Historie

Schon weit vor der Gründung der Freiwilligen Feuerwehr Pomßen gab es im Ort zwei kleinere Feuerwehren. Die „Schloss“ Feuerwehr wurde von dem Schloßherrn Fürsten von Schönburg- Waldenburg gegründet und war im Schlosshof Pomßen stationiert. Die zweite Wehr im Ort wurde neben der Ortskirche errichtet und durch ehrenamtliche Bürger des Ortes betrieben. Beide Feuerwehren besaßen eine von Pferden gezogene Feuerwehrspritze, so das bei einem Brand im Ort auch möglichst schnell Hilfe geleistet werden konnte.

 

 

Die Gründung der Freiwilligen Feuerwehr Pomßen war am 30. November 1940. Der Kamerad Anton Weidner entschloss sich die beiden bisher vorhandenen Feuerwehren mit Erfolg zu vereinen.

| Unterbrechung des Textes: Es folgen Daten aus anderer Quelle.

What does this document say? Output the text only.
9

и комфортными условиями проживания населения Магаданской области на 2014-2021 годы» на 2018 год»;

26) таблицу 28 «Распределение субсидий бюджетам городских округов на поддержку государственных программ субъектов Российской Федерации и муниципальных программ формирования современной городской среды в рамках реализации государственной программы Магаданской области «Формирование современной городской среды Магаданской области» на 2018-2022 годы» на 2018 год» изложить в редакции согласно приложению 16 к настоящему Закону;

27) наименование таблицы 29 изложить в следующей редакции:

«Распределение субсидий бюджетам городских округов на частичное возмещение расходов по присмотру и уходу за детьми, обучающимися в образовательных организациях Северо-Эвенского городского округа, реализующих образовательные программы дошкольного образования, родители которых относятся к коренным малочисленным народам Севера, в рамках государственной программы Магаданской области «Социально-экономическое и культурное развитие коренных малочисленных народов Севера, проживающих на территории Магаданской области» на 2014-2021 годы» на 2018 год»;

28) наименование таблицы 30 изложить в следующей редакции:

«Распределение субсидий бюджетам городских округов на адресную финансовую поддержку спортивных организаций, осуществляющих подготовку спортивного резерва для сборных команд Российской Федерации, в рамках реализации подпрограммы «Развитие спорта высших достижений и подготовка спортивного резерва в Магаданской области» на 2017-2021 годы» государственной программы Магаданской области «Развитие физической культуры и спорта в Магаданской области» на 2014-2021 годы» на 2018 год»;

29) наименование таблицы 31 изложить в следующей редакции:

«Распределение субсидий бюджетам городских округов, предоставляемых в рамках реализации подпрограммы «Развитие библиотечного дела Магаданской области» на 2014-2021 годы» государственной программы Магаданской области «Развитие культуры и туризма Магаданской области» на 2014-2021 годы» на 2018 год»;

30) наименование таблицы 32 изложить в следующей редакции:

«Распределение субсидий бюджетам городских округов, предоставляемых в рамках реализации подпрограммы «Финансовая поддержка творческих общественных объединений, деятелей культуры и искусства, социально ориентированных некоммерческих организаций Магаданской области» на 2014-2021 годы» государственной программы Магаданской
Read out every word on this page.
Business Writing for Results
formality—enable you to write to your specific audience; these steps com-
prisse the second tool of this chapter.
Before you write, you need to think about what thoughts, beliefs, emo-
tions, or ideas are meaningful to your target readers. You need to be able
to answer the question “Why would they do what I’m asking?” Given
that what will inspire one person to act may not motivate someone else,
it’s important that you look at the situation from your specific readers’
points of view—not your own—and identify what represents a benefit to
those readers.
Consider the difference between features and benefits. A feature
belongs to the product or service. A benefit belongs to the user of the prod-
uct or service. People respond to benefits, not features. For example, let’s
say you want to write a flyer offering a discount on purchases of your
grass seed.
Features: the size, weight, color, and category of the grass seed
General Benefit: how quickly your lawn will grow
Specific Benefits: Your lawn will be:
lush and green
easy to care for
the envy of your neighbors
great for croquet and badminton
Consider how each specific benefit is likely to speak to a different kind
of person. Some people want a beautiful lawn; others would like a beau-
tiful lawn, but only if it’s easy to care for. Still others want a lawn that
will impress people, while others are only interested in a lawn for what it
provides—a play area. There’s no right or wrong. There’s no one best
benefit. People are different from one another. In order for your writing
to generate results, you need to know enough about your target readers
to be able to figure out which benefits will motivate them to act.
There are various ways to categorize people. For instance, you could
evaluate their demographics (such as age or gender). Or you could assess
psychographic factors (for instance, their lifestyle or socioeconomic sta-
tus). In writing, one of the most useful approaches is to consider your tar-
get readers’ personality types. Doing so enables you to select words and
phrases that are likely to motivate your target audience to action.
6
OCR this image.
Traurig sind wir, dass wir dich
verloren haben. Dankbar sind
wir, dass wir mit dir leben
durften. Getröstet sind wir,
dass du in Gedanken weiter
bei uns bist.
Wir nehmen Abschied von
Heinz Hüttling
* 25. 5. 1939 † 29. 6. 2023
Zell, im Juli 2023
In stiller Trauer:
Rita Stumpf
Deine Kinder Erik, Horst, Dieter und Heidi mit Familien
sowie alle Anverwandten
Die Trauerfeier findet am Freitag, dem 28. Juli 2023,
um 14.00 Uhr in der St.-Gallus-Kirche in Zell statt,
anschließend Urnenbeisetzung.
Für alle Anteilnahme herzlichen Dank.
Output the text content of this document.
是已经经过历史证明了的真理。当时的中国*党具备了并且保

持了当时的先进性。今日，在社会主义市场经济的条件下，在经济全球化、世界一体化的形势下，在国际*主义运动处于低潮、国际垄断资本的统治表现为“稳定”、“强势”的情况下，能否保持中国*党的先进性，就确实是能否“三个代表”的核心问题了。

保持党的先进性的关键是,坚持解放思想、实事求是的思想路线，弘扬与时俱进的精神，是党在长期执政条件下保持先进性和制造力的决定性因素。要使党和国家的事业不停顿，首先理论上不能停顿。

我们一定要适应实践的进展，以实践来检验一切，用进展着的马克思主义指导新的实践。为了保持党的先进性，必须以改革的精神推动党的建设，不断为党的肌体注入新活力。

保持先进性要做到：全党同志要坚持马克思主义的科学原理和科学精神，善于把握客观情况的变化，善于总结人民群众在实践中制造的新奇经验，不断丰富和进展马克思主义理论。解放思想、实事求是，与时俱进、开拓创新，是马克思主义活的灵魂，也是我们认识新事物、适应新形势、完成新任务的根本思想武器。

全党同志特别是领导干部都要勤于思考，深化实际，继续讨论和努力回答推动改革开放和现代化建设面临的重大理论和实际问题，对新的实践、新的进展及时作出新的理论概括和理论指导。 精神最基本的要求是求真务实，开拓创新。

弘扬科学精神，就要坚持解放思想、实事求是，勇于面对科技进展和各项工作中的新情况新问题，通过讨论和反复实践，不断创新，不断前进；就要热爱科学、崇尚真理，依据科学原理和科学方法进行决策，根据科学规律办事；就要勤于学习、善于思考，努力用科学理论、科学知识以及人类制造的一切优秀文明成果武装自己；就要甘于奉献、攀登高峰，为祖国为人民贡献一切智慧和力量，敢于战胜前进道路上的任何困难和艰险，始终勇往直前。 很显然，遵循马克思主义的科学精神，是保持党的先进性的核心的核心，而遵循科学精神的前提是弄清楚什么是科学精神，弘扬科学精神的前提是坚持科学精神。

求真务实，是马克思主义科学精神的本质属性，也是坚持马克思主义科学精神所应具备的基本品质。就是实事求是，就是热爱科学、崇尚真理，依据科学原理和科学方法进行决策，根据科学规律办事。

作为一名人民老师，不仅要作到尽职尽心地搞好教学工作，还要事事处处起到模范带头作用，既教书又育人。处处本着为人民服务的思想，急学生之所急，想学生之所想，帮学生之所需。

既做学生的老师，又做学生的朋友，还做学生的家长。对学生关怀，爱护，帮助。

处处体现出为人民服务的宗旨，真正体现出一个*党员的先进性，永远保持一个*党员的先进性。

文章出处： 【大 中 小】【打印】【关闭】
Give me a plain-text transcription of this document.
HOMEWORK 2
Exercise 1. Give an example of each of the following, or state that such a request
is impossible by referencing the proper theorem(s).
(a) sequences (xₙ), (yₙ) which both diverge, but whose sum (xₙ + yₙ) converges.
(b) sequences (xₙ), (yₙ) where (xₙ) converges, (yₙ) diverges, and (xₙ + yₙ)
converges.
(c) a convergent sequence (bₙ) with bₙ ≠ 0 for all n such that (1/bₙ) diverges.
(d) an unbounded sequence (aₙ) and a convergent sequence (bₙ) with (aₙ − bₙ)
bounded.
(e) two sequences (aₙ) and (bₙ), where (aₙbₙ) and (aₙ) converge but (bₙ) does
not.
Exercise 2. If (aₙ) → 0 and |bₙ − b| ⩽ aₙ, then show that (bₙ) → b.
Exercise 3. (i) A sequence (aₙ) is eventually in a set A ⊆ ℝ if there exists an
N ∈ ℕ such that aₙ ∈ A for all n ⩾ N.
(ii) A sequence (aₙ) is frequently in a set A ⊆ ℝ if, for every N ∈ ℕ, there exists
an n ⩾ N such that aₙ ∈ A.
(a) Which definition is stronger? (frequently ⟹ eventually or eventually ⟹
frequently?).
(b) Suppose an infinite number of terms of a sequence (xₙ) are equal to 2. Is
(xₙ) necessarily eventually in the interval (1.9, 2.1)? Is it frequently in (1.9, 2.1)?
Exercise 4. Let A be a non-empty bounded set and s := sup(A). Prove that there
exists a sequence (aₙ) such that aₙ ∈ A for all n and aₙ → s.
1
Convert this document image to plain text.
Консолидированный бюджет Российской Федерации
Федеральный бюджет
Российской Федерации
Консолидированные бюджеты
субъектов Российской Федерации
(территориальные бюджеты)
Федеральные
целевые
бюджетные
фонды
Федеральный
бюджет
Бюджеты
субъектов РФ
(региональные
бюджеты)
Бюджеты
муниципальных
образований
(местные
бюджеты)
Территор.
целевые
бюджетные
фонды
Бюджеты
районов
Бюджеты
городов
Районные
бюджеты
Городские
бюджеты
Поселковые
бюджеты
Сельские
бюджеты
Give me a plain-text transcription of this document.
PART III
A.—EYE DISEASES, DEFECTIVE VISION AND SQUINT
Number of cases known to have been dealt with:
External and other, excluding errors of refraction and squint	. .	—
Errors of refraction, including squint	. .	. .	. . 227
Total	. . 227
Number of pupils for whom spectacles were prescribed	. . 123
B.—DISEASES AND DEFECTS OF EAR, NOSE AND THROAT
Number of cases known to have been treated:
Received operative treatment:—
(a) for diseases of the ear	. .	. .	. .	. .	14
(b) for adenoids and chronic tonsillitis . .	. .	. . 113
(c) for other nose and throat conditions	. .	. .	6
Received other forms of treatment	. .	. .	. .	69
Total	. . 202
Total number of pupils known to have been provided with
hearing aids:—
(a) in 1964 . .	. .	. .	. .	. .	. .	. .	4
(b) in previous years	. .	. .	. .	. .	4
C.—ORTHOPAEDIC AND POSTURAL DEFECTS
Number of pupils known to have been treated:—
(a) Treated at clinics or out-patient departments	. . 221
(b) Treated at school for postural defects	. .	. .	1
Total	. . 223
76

Die neue Feuerwehrwache für die Kameraden befand sich in der Ortsmitte direkt neben der Kirche. Ein kleines Häuschen, das eher ein Schuppen war, in der die Spritze einen Unterstand fand. Die Mitgliederzahl betrug 44 Kameraden und eine aktive Wehr entwickelte sich.

 

1941 war es dann so weit, die Pomßener Kameraden bekamen ihr erstes Löschgruppenfahrzeug.

Ein „Leichtes Löschgruppenfahrzeug LLG“ Mercedes-Benz L1500S in Grün mit einen Tragkraftspritzenanhänger(TSA). Allerdings war es unmöglich die neue Technik in die Feuerwache zu stellen. Der Müller, der am Mühlteich in Pomßen eine Mühle betrieb, stellte das Feuerwehrauto bei sich unter. Gab es nun einen Alarm fuhr er mit dem Feuerwehrauto zur Kirche, der Tragkraftspritzenanhänger wurde angehangen und es ging zum Einsatz. Das Löschgruppenfahrzeug war jedoch nicht lange in Pomßen, es wurde 1945 nach dem Ende des Krieges entwendet.

 

Erfreulicherweise wurde der Tragkraftspritenanhänger (TSA) nicht gestohlen, so das die Einsatzbereitschaft der Ortswehr stetig gewährleistet war. Viele Kameraden waren in der ortsansässigen LPG tätig, bei einem Einsatz konnte der Anhänger mit einem Traktor gezogen werden.

 

 

1972 wurde für die Freiwillige Feuerwehr Pomßen nach langem warten ein LF 8 (LO Robur Zittau) und ein Schlauchtransportanhänger (STA) beschafft. Diese Anschaffung war ein Lichtblick für die Kameraden der Ortswehr Pomßen. 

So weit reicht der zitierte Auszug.